If you have fifteen minutes between calls, you can open an app and follow a guided HIIT or yoga session. By using technology to bring the workout to you, you make it significantly more likely that you’ll actually do it. We also suggest using technology to automate your nutrition. Setting up a subscription for your favorite Collagen Peptides or MCT Oil Creamer ensures you never run out of the fuel you need to stay active. It’s one less decision you have to make in a busy day.

Conclusion

Finding time to work out with a busy schedule isn't about magic; it’s about math, mindset, and the right tools. We’ve explored the importance of auditing your time, the efficacy of micro-workouts, and the necessity of "doubling up" on your daily tasks. We’ve also seen how a commitment to clean nutrition and recovery can make every minute you spend exercising twice as effective.

At the heart of everything we do at BUBS Naturals is the belief that you are capable of more than you think. Whether you are scaling a mountain or scaling a business, your body is the vessel that takes you there. By prioritizing your health, you aren't taking time away from your responsibilities; you are giving yourself the energy and clarity to fulfill them better.

We encourage you to start small. Don't worry about next month or next year. Focus on the next twenty-four hours. Where can you find ten minutes? How can you better fuel your body? If you're ready to take the first step toward a more resilient, energetic version of yourself, we invite you to explore our Collagen Peptides. It’s the same simple, effective, and clean supplement that we use to fuel our own adventures. Let’s make the time, together.

FAQ

How can I stay motivated to workout when I am constantly exhausted from work? Exhaustion is often a sign of poor recovery or a lack of nutrient-dense fuel. We recommend focusing on your "baseline" health first. This means consistent sleep, proper hydration with Hydrate or Die – Lemon, and supporting your connective tissues with Collagen Peptides. Often, the very act of moving for just ten minutes can actually increase your energy levels by improving circulation and releasing endorphins.

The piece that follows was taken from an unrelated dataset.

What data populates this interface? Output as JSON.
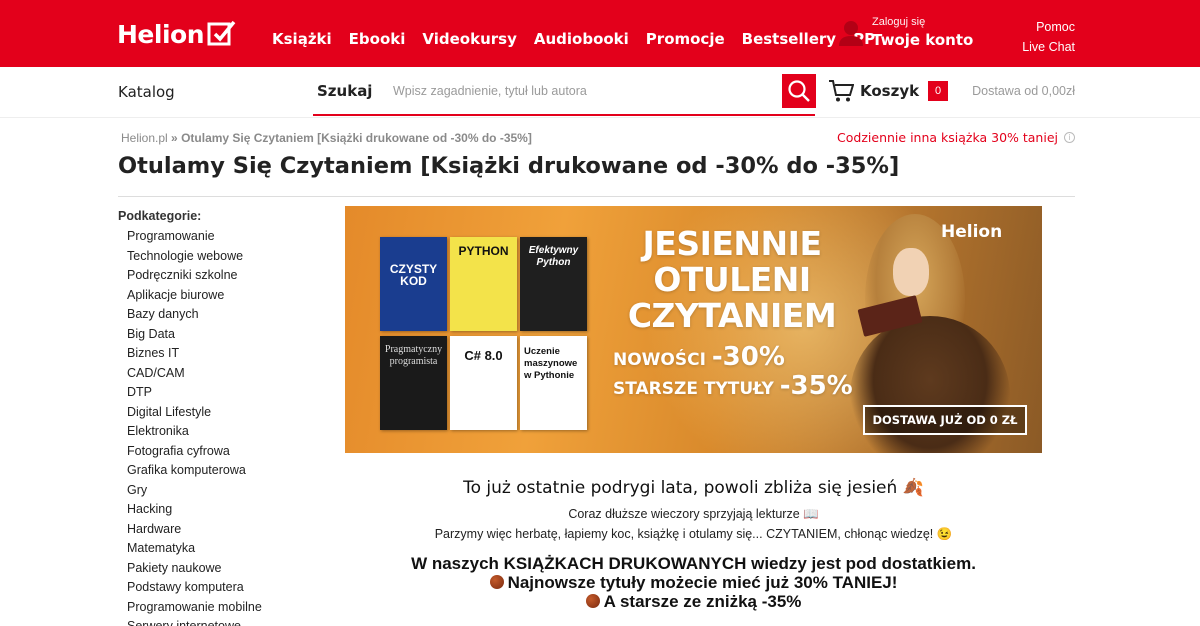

Is a 15-minute workout really enough to see results? Yes, especially if those 15 minutes are focused on high-intensity compound movements or consistent daily habits. Science shows that "fitness snacks" help regulate blood sugar, improve cardiovascular health, and maintain muscle mass. To get the most out of short sessions, consistency is key. Supplementing with Creatine Monohydrate can also help you maximize the power and efficiency of these brief windows.

What is the best time of day to workout if my schedule is unpredictable? The "best" time is whenever you are most likely to actually do it. For many busy people, first thing in the morning is the only time they truly control before other people's demands take over. If you struggle with morning energy, a splash of MCT Oil Creamer in your coffee can provide a quick source of ketones for mental and physical fuel. However, if your schedule opens up at night, evening workouts are perfectly fine and can even help some people decompress.

How do I manage my nutrition when I'm too busy to meal prep? When you can’t spend hours in the kitchen, focus on high-quality "anchors" for your nutrition. This includes easy-to-use proteins like Collagen Peptides, which can be added to any drink or meal without changing the flavor. Keeping healthy snacks like Apple Cider Vinegar Gummies nearby can also prevent you from reaching for processed junk when you're in a rush. Simplicity is the key to maintaining a healthy lifestyle on a busy schedule.